(Document de travail pour la Conférence Régionale CNE, juin 2003)

Le sujet des communautés en situation précaire a été largement traité ces dernières années.  Il n'y a probablement pas grand chose à ajouter à tout ce qui a été dit à ce sujet avant et durant le dernier Chapitre Général. En guise d'introduction à nos échanges sur ce thème, je me limiterai aux quelques observations suivantes.

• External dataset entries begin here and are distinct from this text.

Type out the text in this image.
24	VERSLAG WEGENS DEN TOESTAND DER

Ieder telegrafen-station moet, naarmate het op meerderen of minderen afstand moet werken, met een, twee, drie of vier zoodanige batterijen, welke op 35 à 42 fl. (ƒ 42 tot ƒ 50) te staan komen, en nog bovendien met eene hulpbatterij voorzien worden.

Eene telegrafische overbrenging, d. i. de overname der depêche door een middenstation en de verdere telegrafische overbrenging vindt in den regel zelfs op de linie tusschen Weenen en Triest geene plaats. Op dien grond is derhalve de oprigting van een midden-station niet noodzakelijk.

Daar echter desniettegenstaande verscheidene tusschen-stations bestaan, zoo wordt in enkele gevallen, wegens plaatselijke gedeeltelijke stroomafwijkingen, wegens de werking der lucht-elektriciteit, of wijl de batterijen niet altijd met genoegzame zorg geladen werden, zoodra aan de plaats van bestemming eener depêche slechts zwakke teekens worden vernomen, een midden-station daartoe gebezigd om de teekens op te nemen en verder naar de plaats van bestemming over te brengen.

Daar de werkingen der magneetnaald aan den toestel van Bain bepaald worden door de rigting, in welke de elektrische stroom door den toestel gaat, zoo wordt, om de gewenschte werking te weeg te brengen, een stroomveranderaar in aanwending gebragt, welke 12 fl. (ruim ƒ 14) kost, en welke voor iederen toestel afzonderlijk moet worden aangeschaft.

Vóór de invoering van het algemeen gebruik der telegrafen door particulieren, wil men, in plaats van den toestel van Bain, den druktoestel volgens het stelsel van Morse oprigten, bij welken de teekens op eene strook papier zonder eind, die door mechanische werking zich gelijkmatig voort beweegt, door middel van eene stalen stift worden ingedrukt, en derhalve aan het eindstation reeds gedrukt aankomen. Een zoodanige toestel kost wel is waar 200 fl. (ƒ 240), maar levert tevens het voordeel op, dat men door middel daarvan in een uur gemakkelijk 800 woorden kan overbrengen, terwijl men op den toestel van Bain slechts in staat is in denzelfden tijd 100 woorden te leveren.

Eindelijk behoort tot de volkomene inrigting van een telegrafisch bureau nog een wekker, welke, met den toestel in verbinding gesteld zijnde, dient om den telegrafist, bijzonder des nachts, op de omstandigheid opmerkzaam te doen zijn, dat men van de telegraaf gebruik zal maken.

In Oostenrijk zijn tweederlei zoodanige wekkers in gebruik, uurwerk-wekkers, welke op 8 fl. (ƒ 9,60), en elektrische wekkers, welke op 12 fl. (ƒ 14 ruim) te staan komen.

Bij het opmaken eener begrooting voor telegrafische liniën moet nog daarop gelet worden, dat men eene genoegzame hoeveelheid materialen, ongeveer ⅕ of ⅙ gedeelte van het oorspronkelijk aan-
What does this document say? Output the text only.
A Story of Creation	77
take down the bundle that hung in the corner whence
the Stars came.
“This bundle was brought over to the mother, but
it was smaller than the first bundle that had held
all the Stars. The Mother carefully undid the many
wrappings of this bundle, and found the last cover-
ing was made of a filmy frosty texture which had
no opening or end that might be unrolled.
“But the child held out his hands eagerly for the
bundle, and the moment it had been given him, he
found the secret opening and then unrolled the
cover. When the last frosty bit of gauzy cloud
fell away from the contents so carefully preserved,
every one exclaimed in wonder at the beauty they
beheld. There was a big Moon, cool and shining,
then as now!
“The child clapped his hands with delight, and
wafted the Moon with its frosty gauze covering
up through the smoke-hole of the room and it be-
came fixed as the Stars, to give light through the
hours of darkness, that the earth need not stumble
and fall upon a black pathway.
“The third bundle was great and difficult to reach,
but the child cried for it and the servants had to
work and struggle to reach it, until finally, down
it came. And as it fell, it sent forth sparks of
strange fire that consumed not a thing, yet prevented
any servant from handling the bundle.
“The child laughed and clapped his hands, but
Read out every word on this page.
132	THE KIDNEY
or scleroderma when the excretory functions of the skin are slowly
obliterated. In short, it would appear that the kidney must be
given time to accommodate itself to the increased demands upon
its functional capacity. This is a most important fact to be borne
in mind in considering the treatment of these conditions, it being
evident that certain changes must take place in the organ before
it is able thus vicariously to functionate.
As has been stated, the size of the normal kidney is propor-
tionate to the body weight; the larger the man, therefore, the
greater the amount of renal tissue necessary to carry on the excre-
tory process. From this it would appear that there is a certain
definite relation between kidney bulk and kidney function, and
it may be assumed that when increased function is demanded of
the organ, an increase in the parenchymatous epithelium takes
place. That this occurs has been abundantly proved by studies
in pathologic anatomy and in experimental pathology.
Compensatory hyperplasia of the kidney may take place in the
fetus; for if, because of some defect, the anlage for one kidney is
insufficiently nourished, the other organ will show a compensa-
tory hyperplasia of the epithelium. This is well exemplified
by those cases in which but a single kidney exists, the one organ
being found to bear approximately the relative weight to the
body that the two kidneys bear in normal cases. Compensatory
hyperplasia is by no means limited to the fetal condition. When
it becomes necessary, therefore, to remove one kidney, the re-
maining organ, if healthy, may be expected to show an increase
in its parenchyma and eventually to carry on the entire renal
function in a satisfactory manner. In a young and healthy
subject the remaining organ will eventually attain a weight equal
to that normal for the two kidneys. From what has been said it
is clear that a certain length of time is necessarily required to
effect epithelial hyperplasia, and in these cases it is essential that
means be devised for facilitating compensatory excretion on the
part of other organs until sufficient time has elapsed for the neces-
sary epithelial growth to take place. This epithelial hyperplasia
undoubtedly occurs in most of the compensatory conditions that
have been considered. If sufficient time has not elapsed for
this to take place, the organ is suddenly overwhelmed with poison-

En tout premier lieu, je trouve qu'il est bon que l'on se soit finalement rendu à l'évidence d'une situation qui crevait les yeux mais dont on osait rarement parler.

 

Par ailleurs je ne suis pas du tout d'accord lorsqu'on commence à vouloir établir des soi-disant critères permettant de déterminer quelles sont les communautés qu'on peut considérer "précaires" et lorsqu'on établit ainsi une nouvelle catégorie de communautés au sein de l'Ordre, impliquant, en plus, que les communautés qui ne se trouvent pas dans les mêmes situations ne sont pas précaires.  D'ailleurs tous les critères avancés sont fort subjectifs, à commencer par celui du nombre.

La première chose qu'il faut affirmer lorsqu'on parle de précarité, c'est que celle-ci est une dimension essentielle de la condition humaine.  C'est d'ailleurs un aspect de la beauté propre de la créature, précisément en tant que créature. Et la chose merveilleuse c'est que Dieu, après avoir créé un univers précaire a Lui-même assumé cette précarité en se faisant homme.  Comme homme il a vécu une existence précaire et est d'ailleurs mort à l'âge précoce d'environ 33 ans.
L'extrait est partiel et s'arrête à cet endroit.